Comment passer de BP à Abou Dhabi
à BP au Royaume-Uni ? Travaillez en Irak ! C’est l’expérience qu’est
en train de vivre une société de services pétroliers française de moins de 90
salariés, Dietswell, qui a décroché coup sur coup deux contrats au sud de
l’Irak : le premier pour l’audit et l’inspection des rigs (puits de
forage) contractés par le britannique BP pour le développement du champ de
pétrole de Rumalla ; le second, pour des prestations d’assistance technique sur
le champ de West Qurna, développé par le russe Lukoil.
Dans le contrat gagné auprès de
BP, « ce n’est pas le montant de l’affaire qui compte le plus, mais la
référence que représente pour une petite entreprise comme la nôtre de travailler
pour la première fois pour un géant comme la compagnie britannique », confie
Jean-Claude Bourdon, cofondateur et vice-président exécutif de Dietswell
(notre photo).
En contact avec BP à Londres
L’histoire commence aux Émirats arabes unis. « C’est à Abou Dhabi où nous sommes installés que nous avons
rencontré BP », relate Jean-Claude Bourdon. Il a fallu, ensuite, remplir
un dossier de pré-qualification, mettant en valeur les capacités techniques de
l’entreprise, se références, les aspects normatifs et environnementaux de son
projet. L’appel d’offres, remporté face à cinq ou six compétiteurs de poids
(Lloyds…), a débouché sur un contrat cadre d’une durée de 36 mois avec deux
extensions possibles de douze mois. « Comme c’est BP Royaume-Uni qui a
pris la main, nous sommes maintenant en contact avec les responsables
britanniques à Londres », se félicite Jean-Claude Bourdon, qui espère un
jour tirer parti de cette nouvelle proximité avec la major BP.
Quant au contrat avec Lukoil, ce
n’est pas la première fois que Dietswell coopère avec la compagnie russe en
Irak. « Ce fut déjà le cas en 2011. Mais, pour cette affaire, outre
l’assistance technique et l’audit d’appareils de forage, il nous est demandé de
trouver du personnel pour opérer », explique le vice-président de la PME
de l’Hexagone. Comme il n’est pas simple de trouver sur place du personnel
qualifié, il va falloir recruter dans le monde, en Asie notamment et y compris
en utilisant les outils de communication les plus pratiques, comme Internet.
Un agent pour le sud de l’Irak
Spécialiste des terrains
difficiles, comme la Libye ou le Yémen, Dietswell, qui s’implante aujourd’hui
au Brésil et en Algérie, réalise à l’international la quasi-totalité de son
chiffre d’affaires, de l’ordre de 16 millions d’euros en 2012. Ainsi, malgré la
lourdeur bureaucratique, l’instabilité politique et l’insécurité – pour sa
protection, Dietswell doit recourir à une société de sécurité locale, ce qui
est particulièrement coûteux pour une PME – ce prestataire français avoue son
appétence pour un pays qui serait le deuxième producteur de brut de l’Opep,
avec 3,115 millions de barils par jour (Mbj) extraits en 2012, derrière l’Iran
(3,68 Mbj), d’après les données du BP Statistical Review of World Energy.

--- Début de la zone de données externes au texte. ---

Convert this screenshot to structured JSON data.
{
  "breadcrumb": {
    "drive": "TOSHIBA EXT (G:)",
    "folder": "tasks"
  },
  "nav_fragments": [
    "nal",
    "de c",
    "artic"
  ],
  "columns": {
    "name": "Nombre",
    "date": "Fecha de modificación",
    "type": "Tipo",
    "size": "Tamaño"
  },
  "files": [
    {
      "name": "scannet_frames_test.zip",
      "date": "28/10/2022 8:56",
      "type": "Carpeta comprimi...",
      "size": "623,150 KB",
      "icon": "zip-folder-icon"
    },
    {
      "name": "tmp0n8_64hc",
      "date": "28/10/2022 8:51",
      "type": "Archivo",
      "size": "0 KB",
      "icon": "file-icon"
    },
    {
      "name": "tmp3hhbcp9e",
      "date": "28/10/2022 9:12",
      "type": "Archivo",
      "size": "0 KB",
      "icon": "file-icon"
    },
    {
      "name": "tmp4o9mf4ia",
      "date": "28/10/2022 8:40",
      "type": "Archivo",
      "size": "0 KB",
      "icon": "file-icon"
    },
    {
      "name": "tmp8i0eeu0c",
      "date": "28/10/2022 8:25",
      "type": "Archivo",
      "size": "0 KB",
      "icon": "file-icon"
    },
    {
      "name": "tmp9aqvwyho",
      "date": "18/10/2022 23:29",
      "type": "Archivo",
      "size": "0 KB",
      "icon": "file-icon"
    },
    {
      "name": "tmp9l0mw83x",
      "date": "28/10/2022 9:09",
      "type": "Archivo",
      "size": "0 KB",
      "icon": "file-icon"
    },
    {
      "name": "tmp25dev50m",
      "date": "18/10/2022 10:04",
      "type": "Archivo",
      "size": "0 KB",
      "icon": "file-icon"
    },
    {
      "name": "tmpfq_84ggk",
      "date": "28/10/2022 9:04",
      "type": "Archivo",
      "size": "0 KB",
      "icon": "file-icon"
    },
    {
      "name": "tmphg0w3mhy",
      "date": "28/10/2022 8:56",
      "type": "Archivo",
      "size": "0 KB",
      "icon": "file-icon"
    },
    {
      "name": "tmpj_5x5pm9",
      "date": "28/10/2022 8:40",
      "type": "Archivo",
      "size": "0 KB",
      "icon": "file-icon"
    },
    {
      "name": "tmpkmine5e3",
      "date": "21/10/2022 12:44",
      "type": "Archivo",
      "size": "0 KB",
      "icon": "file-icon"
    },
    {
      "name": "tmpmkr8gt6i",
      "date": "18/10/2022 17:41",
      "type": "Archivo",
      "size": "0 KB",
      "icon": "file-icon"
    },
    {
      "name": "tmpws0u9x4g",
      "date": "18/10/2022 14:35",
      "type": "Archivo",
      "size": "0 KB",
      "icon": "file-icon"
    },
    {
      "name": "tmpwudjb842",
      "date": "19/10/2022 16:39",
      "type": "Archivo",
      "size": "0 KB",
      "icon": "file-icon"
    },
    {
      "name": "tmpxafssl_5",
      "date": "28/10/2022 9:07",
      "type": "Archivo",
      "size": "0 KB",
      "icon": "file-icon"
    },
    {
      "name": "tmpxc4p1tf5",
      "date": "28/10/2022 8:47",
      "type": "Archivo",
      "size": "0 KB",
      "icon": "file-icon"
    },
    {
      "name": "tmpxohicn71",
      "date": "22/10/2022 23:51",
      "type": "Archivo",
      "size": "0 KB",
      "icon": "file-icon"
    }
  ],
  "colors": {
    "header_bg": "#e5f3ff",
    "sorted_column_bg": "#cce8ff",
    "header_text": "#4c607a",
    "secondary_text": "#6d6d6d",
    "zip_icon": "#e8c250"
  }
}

Malgré aussi les rivalités entre
le gouvernement fédéral et les autorités régionales du Kurdistan, sur fonds de
répartition des recettes de l’or noir, Dietswell travaille à la fois au nord et
au sud où la société dispose d’un agent dans la capitale. Entre
2010 et 2012, les exportations de brut ont augmenté sensiblement, passant de
1,88 million à 2,4 Mbj, a-t-on appris lors de la conférence Irak
Petroleum 2013, à Londres, les 18 et 19 juin.
Dans sa stratégie énergétique
nationale intégrée (Ines), le gouvernement fédéral a indiqué des objectifs très
ambitieux, trop ambitieux selon l’Agence internationale de l’énergie (AIE), qui
pense que la production irakienne s’élèvera à 6 Mbj en 2020 – contre 9 millions
annoncé par Bagdad – « ce qui correspondra, néanmoins, à un quasi
doublement en sept ans », rapporte le Groupement des entreprises et des
professionnels des hydrocarbures et énergies connexes (Gep AFTP), dans sa Revue
des entreprises de juillet.
Le Gep note, par ailleurs, que
l’Irak souffre d’une forte déficience en matière d’infrastructures. Or, il faut
acheminer l’eau jusqu’aux sites pétroliers et surtout évacuer le pétrole. Pour
les PME françaises, l’eldorado pétrolier n’est donc pas prêt de s’éteindre.